There's no way of truly knowing if this marketing mystery detailed on The Vault (and Joystiq) is truly related to Fallout: New Vegas, but I suppose there is enough evidence to summarize it in a newsbit. Apparently various websites have received a Richard Wright-stamped envelope containing a flash drive with two files and.... well, Joystiq tells it better:
Today, we received an unmarked USB storage device in a mysterious, unmarked envelope. The drive held a simple text file, with the following words: Cryptography; Isotope; Philanthropy; Hydrogen; Ember; Rebirth. Oh, this one's easy! Cryptography; Isotope; Philanthropy; Hydrogen; Ember; Rebirth. Cipher! But for what?

An audio file embedded on the same drive offered only some electronic voices, a sequence of letters and numbers read by a female voice -- M O D [sound of 3 chimes] Z Z Z J N Q R Y D 3 F R P -- and some words spoken by a man: "What we wish, we readily believe, and what we ourselves think, we imagine others think also," followed by, "Don't believe everything you see."

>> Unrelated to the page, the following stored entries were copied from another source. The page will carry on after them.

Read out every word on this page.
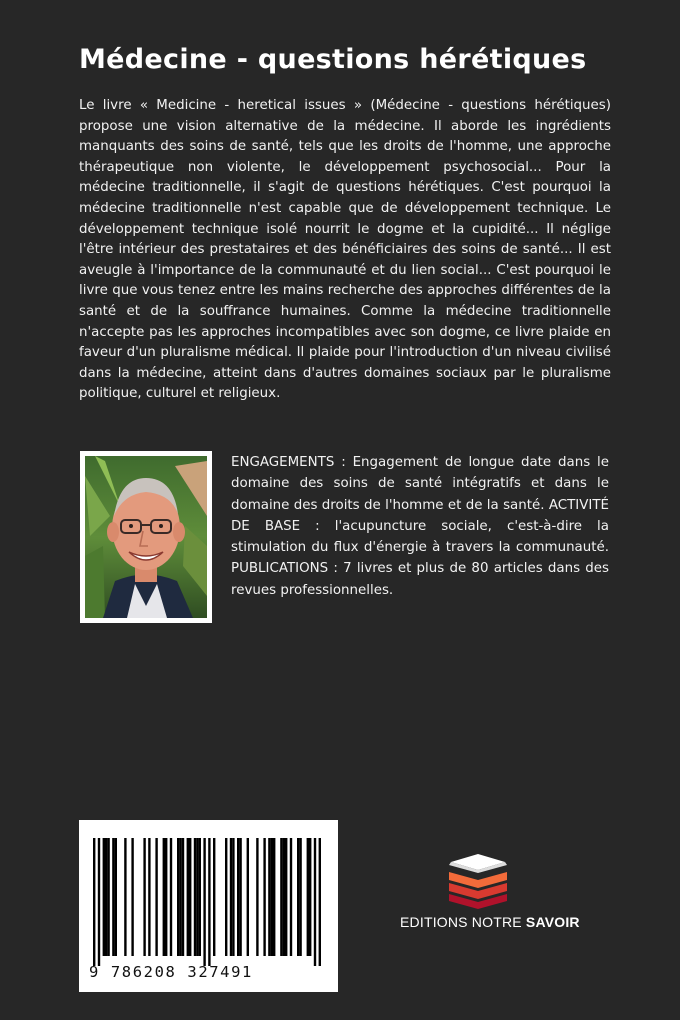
Médecine - questions hérétiques

Le livre « Medicine - heretical issues » (Médecine - questions hérétiques) propose une vision alternative de la médecine. Il aborde les ingrédients manquants des soins de santé, tels que les droits de l'homme, une approche thérapeutique non violente, le développement psychosocial... Pour la médecine traditionnelle, il s'agit de questions hérétiques. C'est pourquoi la médecine traditionnelle n'est capable que de développement technique. Le développement technique isolé nourrit le dogme et la cupidité... Il néglige l'être intérieur des prestataires et des bénéficiaires des soins de santé... Il est aveugle à l'importance de la communauté et du lien social... C'est pourquoi le livre que vous tenez entre les mains recherche des approches différentes de la santé et de la souffrance humaines. Comme la médecine traditionnelle n'accepte pas les approches incompatibles avec son dogme, ce livre plaide en faveur d'un pluralisme médical. Il plaide pour l'introduction d'un niveau civilisé dans la médecine, atteint dans d'autres domaines sociaux par le pluralisme politique, culturel et religieux.

ENGAGEMENTS : Engagement de longue date dans le domaine des soins de santé intégratifs et dans le domaine des droits de l'homme et de la santé. ACTIVITÉ DE BASE : l'acupuncture sociale, c'est-à-dire la stimulation du flux d'énergie à travers la communauté. PUBLICATIONS : 7 livres et plus de 80 articles dans des revues professionnelles.

9 786208 327491
EDITIONS NOTRE SAVOIR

The identity of the man speaking may be impossible to determine, but you might recognize the person he's quoting initially: Julius Caesar. Using a Caesar cipher, and assuming that "mod" and the sound of 3 chimes signaled a shift of 3 letters, we ended up with "W W W G K N O V A 6 COM." That led to a mysterious website, featuring a small, adjustable television set.

More codes and quotes! As best as we and our partner Google can determine, the quote emanating from the television is from Francis Bacon and -- yes, that's right. Bacon Cipher. It's less delicious than it sounds.

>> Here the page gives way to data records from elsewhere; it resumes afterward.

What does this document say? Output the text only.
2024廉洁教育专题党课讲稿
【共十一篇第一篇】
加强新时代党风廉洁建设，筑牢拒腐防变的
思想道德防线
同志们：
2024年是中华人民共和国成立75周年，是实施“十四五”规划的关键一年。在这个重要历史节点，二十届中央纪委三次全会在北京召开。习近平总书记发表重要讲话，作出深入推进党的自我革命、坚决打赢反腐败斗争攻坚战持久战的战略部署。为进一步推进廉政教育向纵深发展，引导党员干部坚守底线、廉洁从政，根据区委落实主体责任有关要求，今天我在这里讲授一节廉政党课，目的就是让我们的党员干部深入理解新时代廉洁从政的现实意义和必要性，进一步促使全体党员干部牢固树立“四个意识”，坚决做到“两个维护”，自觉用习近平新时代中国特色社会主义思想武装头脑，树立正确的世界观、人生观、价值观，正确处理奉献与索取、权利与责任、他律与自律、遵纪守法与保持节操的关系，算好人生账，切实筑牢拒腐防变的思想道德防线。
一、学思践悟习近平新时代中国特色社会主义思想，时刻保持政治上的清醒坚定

The audio message on the website simply spells out "Nova Six" over and over, but some of the letters are spoken by a male, whereas other are spoken by a female. Bacon's method of steganography is used to hide messages within plain sight, usually with different type faces. We assumed that the male and female voices offered a similar method of obfuscation, and converted each male letter to "A" and each female letter to "B."

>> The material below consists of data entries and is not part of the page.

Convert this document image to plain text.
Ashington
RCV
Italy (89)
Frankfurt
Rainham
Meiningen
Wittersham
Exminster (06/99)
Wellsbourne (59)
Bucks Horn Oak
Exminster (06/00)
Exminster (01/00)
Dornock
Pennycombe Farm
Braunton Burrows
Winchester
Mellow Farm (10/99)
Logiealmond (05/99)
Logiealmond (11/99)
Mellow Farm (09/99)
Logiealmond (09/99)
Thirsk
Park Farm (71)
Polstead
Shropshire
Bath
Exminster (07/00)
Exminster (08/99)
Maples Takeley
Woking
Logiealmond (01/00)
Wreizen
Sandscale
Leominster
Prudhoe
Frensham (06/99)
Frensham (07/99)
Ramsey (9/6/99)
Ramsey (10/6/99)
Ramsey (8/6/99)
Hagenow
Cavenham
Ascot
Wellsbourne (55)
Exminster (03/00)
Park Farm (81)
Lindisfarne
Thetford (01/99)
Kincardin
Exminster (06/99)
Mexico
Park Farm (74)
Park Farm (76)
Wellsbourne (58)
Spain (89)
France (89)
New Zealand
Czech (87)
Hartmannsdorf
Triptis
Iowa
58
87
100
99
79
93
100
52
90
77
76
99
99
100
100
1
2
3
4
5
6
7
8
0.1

At the very end, a voice utters, "Hell is purple." Et voila: Purple Hell offers an automatic converter for the "Baconian Cipher." After plugging in our converted string of letters, we received this confirmation:

Bravo, video game journalists! So what do a couple of coded messages and a bizarre and somewhat scary website have to do with Fallout: New Vegas? Ausir details the evidence:
The evidence almost entirely suggests Fallout: New Vegas. However, it is possible that much of the evidence is coincidence. The evidence is:

- The Maryland postal stamp, indicating it came from Maryland,
- The audio defects in the audio messages that can be associated with 50s era technology
- Slot machine noises can be heard in the background of the audio messages
- The nuclear themes on the website along with most of the other imagery and the style it is presented
I'm not convinced, but I suppose we'll know for sure within the next several days.